16 August 2006Yahoo! NewsJitendra Joshi
The first mass exodus of people fleeing the disastrous effects of climate change is not happening in low-lying Pacific islands but in the world's richest country, a US study said.
"The first massive movement of climate refugees has been that of people away from the Gulf Coast of the United States," said the Earth Policy Institute, which has warned for years that climate change demands action now.
Institute president Lester Brown said that about a quarter of a million people who fled the devastating impact of Hurricane Katrina a year ago must now be classed as "refugees".
"Interestingly, the country to suffer the most damage from a hurricane is also primarily responsible for global warming," he said.
The United States is the world's largest consumer of energy, but has refused to sign up to the Kyoto pact aimed at reducing emissions of gases that scientists say are to blame for heating up the Earth.
Many environmentalists had expected the first big population shift to come somewhere like the Tuamotu islands in French Polynesia, the world's largest chain of atolls which rise barely metres (feet) from the Pacific.
Rising sea levels are part of the problem afflicting low-lying places but, experts argue, so are tropical storms that are mounting in ferocity because of warmer ocean temperatures.
Brown said many thousands of people who evacuated last year as Katrina slammed into New Orleans and other populated areas on the Mississippi and Louisiana coasts had no intention of returning.
"We estimate that at least 250,000 of them have established homes elsewhere and will not return," he said.
"They no longer want to face the personal trauma and financial risks associated with rising seas and more destructive storms. These evacuees are now climate refugees."
Many businesses have also deserted the coastal towns left ravaged by Katrina as insurance and other costs soar, the study said.
"As rising seas and more powerful hurricanes translate into higher insurance costs in these coastal communities, people are retreating inland," Brown said.
"And just as companies migrate to regions with lower wages, they also migrate to regions with lower insurance costs."
The study also warned: "The experience with more destructive storms in recent years is only the beginning."
The institute said that since 1970, the Earth's average temperature has risen by one degree Fahrenheit, but by 2100 it could rise by up to 10 degrees Fahrenheit (six degrees Celsius).
Rising temperatures could melt glaciers and polar ice caps, raising sea levels and displacing coastal residents worldwide.
"The flow of climate refugees to date numbers in the thousands, but if we do not quickly reduce CO2 (carbon dioxide) emissions, it could one day number in the millions," Brown said.
The institute's study classed "climate refugees" as part of a larger group of people who have been forced from their homes by man-made environmental change such as overgrazing.

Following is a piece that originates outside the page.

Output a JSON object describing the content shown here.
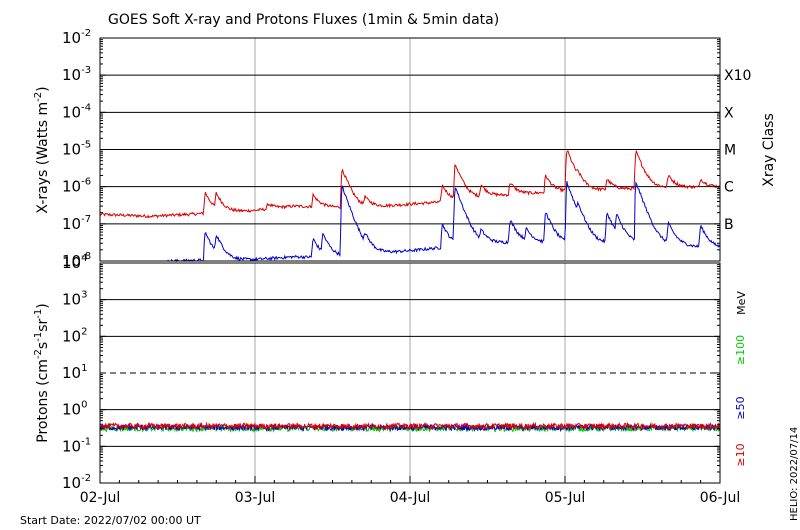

"Overgrazing destroys the vegetation which leads then to local sandstorms ... we are looking at growing flows of environmental refugees in Africa, for example in Nigeria, Senegal, Mauritania or Kenya," Brown told reporters.
Millions of people in northern and western China have abandoned their villages as the land turns semi-arid because of overgrazing, the study said.
China is also the second biggest greenhouse-gas polluter after the United States thanks to the voracious rise in coal, gas and oil consumption to power its economic growth.
The booming port city of Shanghai could be at risk of flooding from more ferocious typhoons linked to global warming as it is only a metre (three feet) above sea level, Brown said.